Мы сидим в гостиной, и бабушка поет песню, которой я никогда не слышал, про юношу, покинувшего плантацию хмеля, чтобы встречаться с девушкой из большого города, в конце концов он завоевывает ее сердце, сварив пиво из хмеля, который мать дала на дорогу. Дедушка курит, потягивает из теплой бутылки и кашляет. Шима скулит, просит поесть. Я все еще держу обертку от «Милки». Бабушка что-то говорит мне, но я не могу разжать пересохшие губы, не могу припомнить ни единого звука, ни одной буквы алфавита. Я смотрю на обертку, ищу родителей в том снегу. Потолок по углам потрескался, и из трещин выползают пауки-сенокосцы.
Так проходит два дня. Я двигаюсь, только чтобы мочиться в ночной горшок, который бабушка поставила возле дивана. Я слышу, как Шима лакает из него, когда никто не смотрит. Бабушка пытается меня покормить, но я не могу открыть рот. Она смачивает мне губы водой. Дедушка растирает мои ладони и ступни мозолистыми пальцами с желтоватыми пятнами. Я держу обертку от «Милки». Когда дед и бабушка собираются спать, они укутывают меня одеялом, а Шима с мокрыми от мочи усами устраивается в ногах. За это я люблю его еще больше. Дедушка засиживается допоздна, посмотреть футбол и те американские фильмы, которые теперь показывают все кабельные каналы. Он знает – краешком глаза я тоже смотрю кино, ненадолго отвлекаясь от поисков тел, поворачиваю голову, чтобы лучше видеть мужчину в фетровой шляпе, который шепчет что-то красивой блондинке. Сияющие волосы и нежелание смотреть мужчине в глаза ее выдают – у нее есть тайна.
Движения губ не совпадают со словами на чешском, которые они произносят. Каждый день к нам приходят соседи, говорят о Боге и утешении, но бабушка останавливает их на пороге, негромко благодарит. Он был таким хорошим мальчиком, говорят они о моем отце. Я держу обертку от «Милки», представляя, что стою среди тех австрийских гор, и от холода у меня течет из носа, колет губу. Мои пальцы черные и неживые. Мир слишком огромен, в нем столько мест, где гибнут люди. Что проку в нем от меня, тощего мешка острых косточек и гниющего мяса? Родителей найти я не могу.
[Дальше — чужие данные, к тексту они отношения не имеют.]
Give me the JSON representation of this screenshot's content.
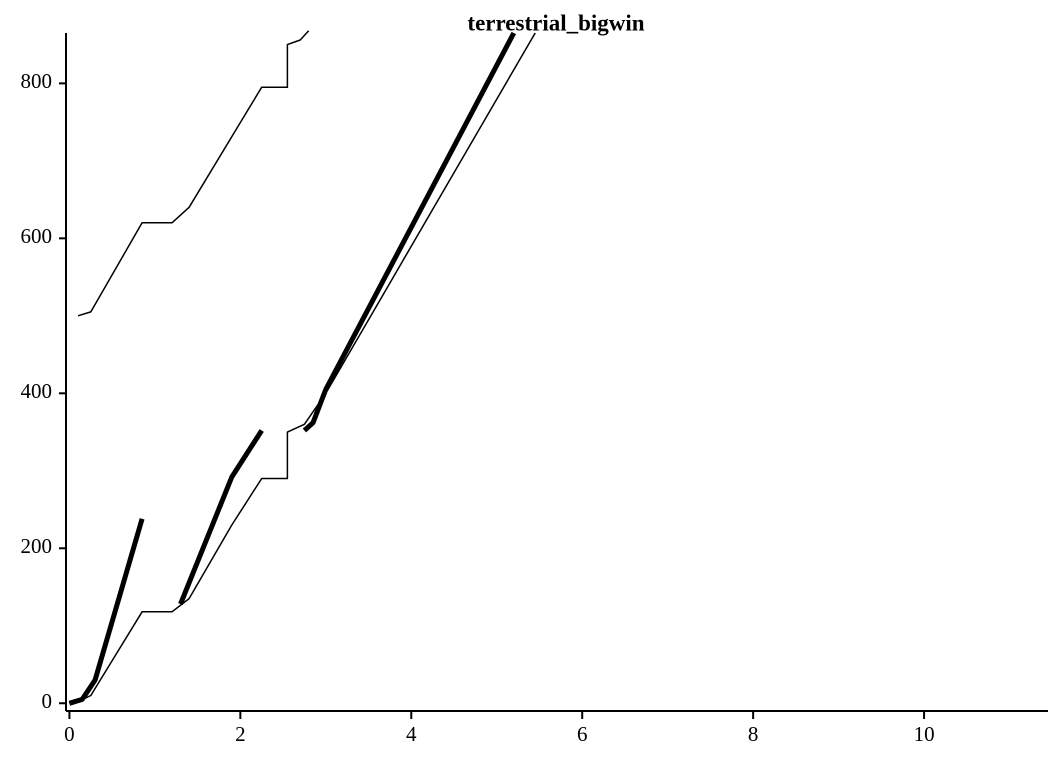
{
  "chart_data": {
    "type": "line",
    "title": "terrestrial_bigwin",
    "xlim": [
      -0.04,
      11.45
    ],
    "ylim": [
      -10,
      865
    ],
    "xticks": [
      0,
      2,
      4,
      6,
      8,
      10
    ],
    "yticks": [
      0,
      200,
      400,
      600,
      800
    ],
    "series": [
      {
        "color": "#000000",
        "width": 1.5,
        "x": [
          0,
          0.1,
          0.25,
          0.85,
          1.2,
          1.4,
          1.9,
          2.25,
          2.55,
          2.55,
          2.75,
          3.0,
          5.45
        ],
        "values": [
          0,
          2,
          10,
          118,
          118,
          135,
          230,
          290,
          290,
          350,
          360,
          400,
          865
        ]
      },
      {
        "color": "#000000",
        "width": 5,
        "x": [
          0,
          0.15,
          0.3,
          0.85,
          null,
          1.3,
          1.9,
          2.25,
          null,
          2.75,
          2.85,
          3.0,
          5.2
        ],
        "values": [
          0,
          5,
          30,
          238,
          null,
          128,
          292,
          352,
          null,
          352,
          362,
          405,
          865
        ]
      },
      {
        "color": "#000000",
        "width": 1.5,
        "x": [
          0.1,
          0.25,
          0.85,
          1.2,
          1.4,
          2.25,
          2.55,
          2.55,
          2.7,
          2.8
        ],
        "values": [
          500,
          505,
          620,
          620,
          640,
          795,
          795,
          850,
          856,
          868
        ]
      }
    ]
  }
}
На четвертый день от меня, как и от дивана, воняет псиной, стиральным порошком и пролитым кофе. Икры сводит судорогой, желудок как будто выпотрошен. Бабушка надевает черное платье, и румянец играет у нее на щеках, а губы дрожат в одном ритме с блестящими сережками-крестиками. Бабушка не любит Бога, но любит кресты. Дедушка стоит надо мной, на нем черный пиджак и брюки – шокирующая замена его обычному гардеробу из заляпанных комбинезонов и старых армейских курток. В руках у него тарелка с цыпленком-гриль, хлебом и маслом.